IF you have no shared disk, what type of data would you use? If the cluster is for a web page or other application that is essentially read only, then you could have duplicate data on the two systems.

Normally, clustering is used to provide high availability for an application with data, such as Oracle, Sybase, etc

Bashir_Gas
Level 3
I tested Linux HA and I needed a virtual IP address used by the service I was testing.
What about in the case of VCS? Will I am going to set 1 Virtual IP address for each service to listen?

Thanks for understanding my knowledge of this issue.

Gene_Henriksen
Level 6
Accredited Certified
VCS uses the concept of a Service Group. A service group is a collection of all the resources required to provide a service, for example a NIC, a virtual IP, an application or file share, etc.

The resources are linked such that the IP depends on the NIC, the Application may depend on a Mount, te Mount may depend on a Volume and the Volume on a DiskGroup.

All the items you need to start to provide the service should be in the service group. To switch the application to the other server, you switch the Service Group.

Bashir_Gas
Level 3
What about using a linux system with iSCSI as SAN?
Is this solution possible for VCS as shared storage?
We are students and do not have access to the required equipments.

We have:

2 SUN SPARC Solaris 10 systems
2 IDE HDD in each system
2 NIC in each system.
1 Linux box with 2 IDE HDD.

Thanks
Bashir

Gene_Henriksen
Level 6
Accredited Certified
You could use NFS to share the disk space from Linux, then use the Mount resource to mount an NFS file system on VCS.

Note the NFS resources on VCS are only used if the VCS systems are NFS servers, not NFS clients.

For a non-production training environment this should work. You will not be able to use SCSI3 reservations because the Solaris systems do not "own" the disks, Linux does.

Hope you do well with learning VCS. Continue to send questions and we will try to answer them. Hywell is in the UK so he gets started earlier than I do in the US.

Bashir_Gas
Level 3
You are right about the NFS in order to obtain a place for sharing data via mounting points, but what we want to test is I/O Fencing and for the moment we can NOT due to lack of hardware.

You mentioned that the VCS system must own the hardware for implementing either SAN or I/O fencing. Is that correct? Is it expensive hardware we need for this or is it affordable so that we could argue with our teacher for buying such equipment?

-------

We have now installed VCS 5.0 on 2 sun systems and we also configured a cluster management console. The installation and configuration ended successfully.

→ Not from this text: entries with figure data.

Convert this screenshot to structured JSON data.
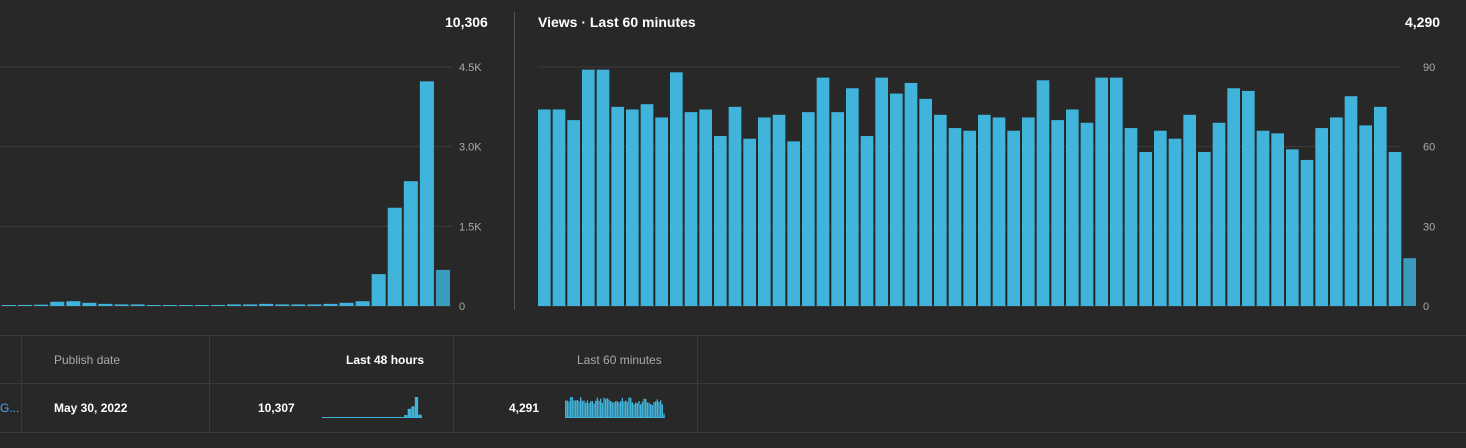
{
  "panel_48h": {
    "total": "10,306"
  },
  "panel_60m": {
    "title": "Views · Last 60 minutes",
    "total": "4,290"
  },
  "chart_data": [
    {
      "type": "bar",
      "name": "views-48h",
      "title": "",
      "ylim": [
        0,
        4500
      ],
      "yticks": [
        "0",
        "1.5K",
        "3.0K",
        "4.5K"
      ],
      "ytick_values": [
        0,
        1500,
        3000,
        4500
      ],
      "values": [
        15,
        20,
        25,
        80,
        90,
        60,
        40,
        30,
        30,
        15,
        15,
        15,
        15,
        20,
        30,
        30,
        40,
        30,
        30,
        30,
        40,
        60,
        90,
        600,
        1850,
        2350,
        4230,
        680
      ],
      "grid": true
    },
    {
      "type": "bar",
      "name": "views-60m",
      "title": "Views · Last 60 minutes",
      "ylim": [
        0,
        90
      ],
      "yticks": [
        "0",
        "30",
        "60",
        "90"
      ],
      "ytick_values": [
        0,
        30,
        60,
        90
      ],
      "values": [
        74,
        74,
        70,
        89,
        89,
        75,
        74,
        76,
        71,
        88,
        73,
        74,
        64,
        75,
        63,
        71,
        72,
        62,
        73,
        86,
        73,
        82,
        64,
        86,
        80,
        84,
        78,
        72,
        67,
        66,
        72,
        71,
        66,
        71,
        85,
        70,
        74,
        69,
        86,
        86,
        67,
        58,
        66,
        63,
        72,
        58,
        69,
        82,
        81,
        66,
        65,
        59,
        55,
        67,
        71,
        79,
        68,
        75,
        58,
        18
      ],
      "grid": true
    }
  ],
  "table": {
    "headers": {
      "publish_date": "Publish date",
      "last_48h": "Last 48 hours",
      "last_60m": "Last 60 minutes"
    },
    "row": {
      "truncated_link": "G...",
      "publish_date": "May 30, 2022",
      "views_48h": "10,307",
      "views_60m": "4,291"
    }
  }
}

Now how can we access to this console? Do we have to install a Java console on PC?
Can we not access this console via www on port 8181?

---------

Do you have any tutorail of how to setup cluster service for oracle?

Thanks
Bashir

Gene_Henriksen
Level 6
Accredited Certified
VCS 5.0 documenation includes a PDF on installing Oracle and using the VCS Oracle agent. This should have come with the install software. I assume you ran the installer program, look in the same directory as installer for cluster_server_agents. In that directory is the package for Oracle agent. There is a pdf, vcs_oracle_install.pdf, that has all the information on setting up oracle.

You should be able to access the web console on whatever browser is on the Solaris systems, usually Netscape, at local_ip:8181/vcs.

SCSI 3 PR disk arrays like the ones we use in the classrooms in the US cost about $80,000 each. We also have iSCSI arrays we use for teaching classes on customer sites and these are much less expensive. There is no way I know to fake SCSI 3. Setting up classrooms is very expensive. I don't know who is teaching your class or how much they can afford to spend for computer hardware.

Don't forget you can award points for good answers.